Responding to Staff Comments

Most comment letters request that the recipient reply with a written response to the comments therein within 10 business days. If the company believes it needs more time to respond to the Staff's comments, the company should contact the Staff to request additional time as soon as possible or seek clarification on any of the comments.

Key considerations and best practices for drafting a response letter include:

  • Assess the nature of the comment(s) and allocate responsibility to address each comment. In some cases, it may be necessary or advisable to seek input from outside legal counsel and auditors.
  • Prepare a shell response letter as soon as possible. The shell response should include an introductory paragraph explaining that the correspondence is being submitted in response to a comment letter received by the company regarding the applicable filing (or, if applicable, that the company is responding to an oral comment) as well as a reproduction of each of the Staff's comments, each of which would be followed by a space for the company's responses. This will ensure that you clearly and directly address every comment issued.
  • Receipt of a comment does not necessarily mean that the Staff has reached a final conclusion on the topics addressed in the comment. For that reason, if the company does not agree with the Staff's request for suggested or amended disclosure, the company should feel free to identify the points raised by the Staff with which it respectfully disagrees. When explaining such divergence of opinion, the company should provide the Staff with any bespoke facts and circumstances and provide as much insight as possible into the judgments it made in applying the relevant regulations or guidance.
  • Best practice is to review recent comment letters and responses to keep apprised of trends relating to SEC comments issued to peer companies before a comment letter has been received.
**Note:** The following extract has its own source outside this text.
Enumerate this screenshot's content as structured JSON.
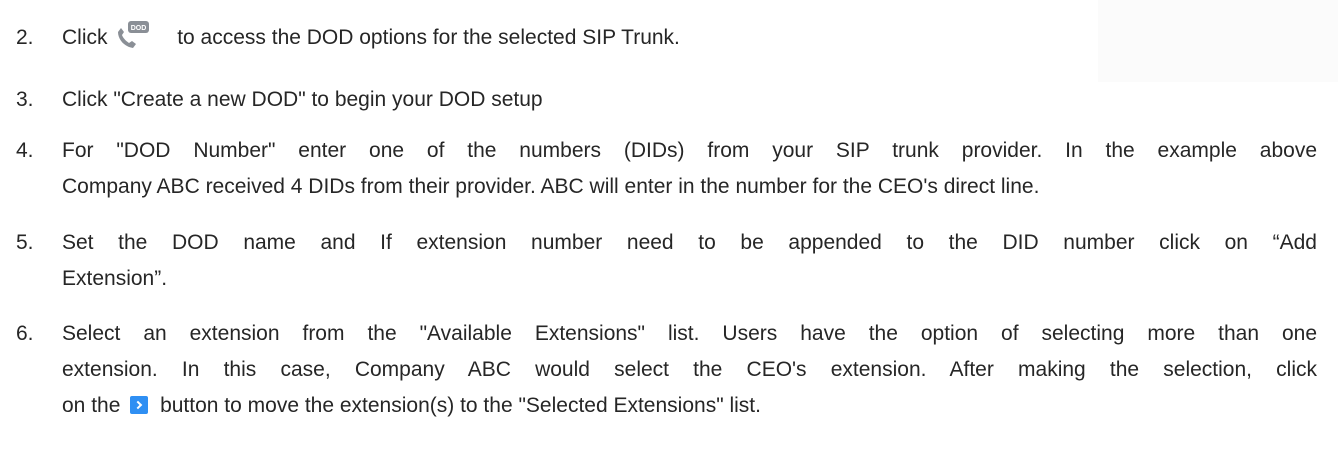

Reviewing publicly available correspondence can also prove useful when weighing how to respond to a comment letter; however, companies should be careful not to rely too heavily on previously published correspondence when crafting their response letters. For a stronger, more compelling response, registrants should cite authoritative literature and SEC guidance whenever possible.
  • If the comment requests additional or revised disclosure in future filings, consider including the proposed additional or revised disclosure in the response letter, and identifying the page in the filing where the revised or additional disclosure appears, to minimize the chances of receiving future comments relating to the applicable disclosure.
  • Remember that comments and responses are made public on the SEC's EDGAR website after the review process has ended. While this may be helpful in terms of reviewing responses to comments from similarly situated companies, it also means that your responses ultimately will be publicly available. Accordingly, be mindful of what you provide in response and consider ahead of responding whether to request confidential treatment.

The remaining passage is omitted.